O presidente do Instituto Butantan, Dimas Covas, afirmou que é “muito prematuro” para dizer se o Governo de São Paulo avalia uma possível associação com o governo da Rússia para a produção da vacina contra o novo coronavírus em desenvolvimento pelo Instituto Gamaleya, organização estatal em Moscou. Segundo Covas, a vacina, que foi prometida até agosto, “não está em fase final de desenvolvimento”.

De acordo com o presidente do Butantan, o instituto foi procurado por emissários do governo russo acerca da possibilidade de associação para a produção da vacina moscovita. “Em um primeiro momento, dissemos: ‘Até podemos avaliar porque é uma tecnologia diferente, que nós não conhecemos’. Precisamos ter mais dados técnicos para fazer essa avaliação, e de dados mais concretos com relação aos estudos que já foram feitos”, disse Covas durante entrevista coletiva no Palácio dos Bandeirantes, sede do governo paulista.

Segundo Covas, ainda não houve um retorno dos estudos realizados até o momento.

Entenda:

A Rússia informou que pode ter uma vacina contra o coronavírus aprovada nas próximas duas semanas. A informação é da emissora de TV norte-americana CNN.

Segundo a rede, as autoridades do país trabalham com a data de 10 de agosto para a vacina do Instituto Gamaleya ser concluída. Os primeiros a receber a imunização devem ser os profissionais de saúde.

Todavia, não há informações sobre a segurança ou eficácia da vacina ou mesmo se os testes em humanos foram concluídos.

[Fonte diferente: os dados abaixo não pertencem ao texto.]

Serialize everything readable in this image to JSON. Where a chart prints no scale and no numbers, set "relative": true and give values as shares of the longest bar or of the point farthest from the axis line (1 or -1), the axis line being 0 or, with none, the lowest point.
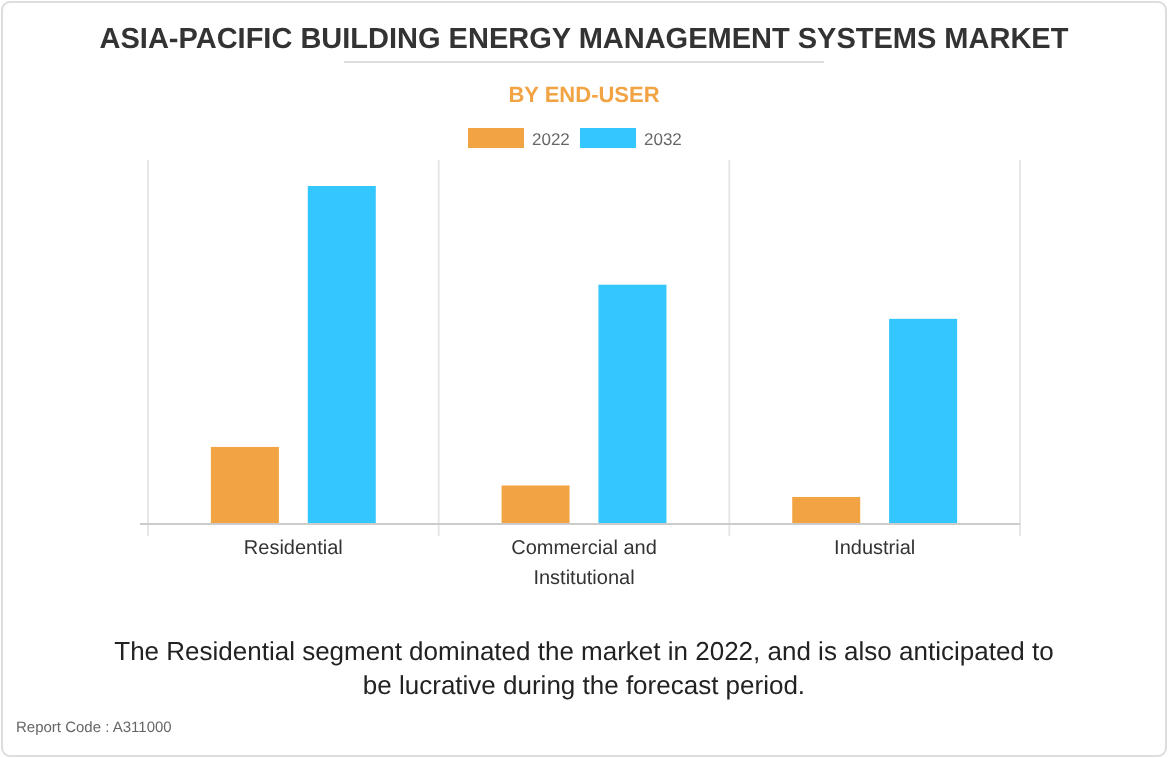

Segundo a CNN, o diretor do fundo soberano da Rússia, Kirill Dmitriev, afirmou que “é um momento do Sputnik”, fazendo referência ao lançamento do primeiro satélite do mundo pela União Soviética, em 1957. “Os americanos ficaram surpresos quando ouviram o bipe do Sputnik. É o mesmo com esta vacina. A Rússia chegará lá primeiro”, afirmou.

Cientistas russos dizem que a vacina foi rápida no desenvolvimento porque é uma versão modificada de uma já criada para combater outras doenças. O Ministério da Defesa da Rússia disse, à CNN, que soldados russos serviram como voluntários em testes em humanos.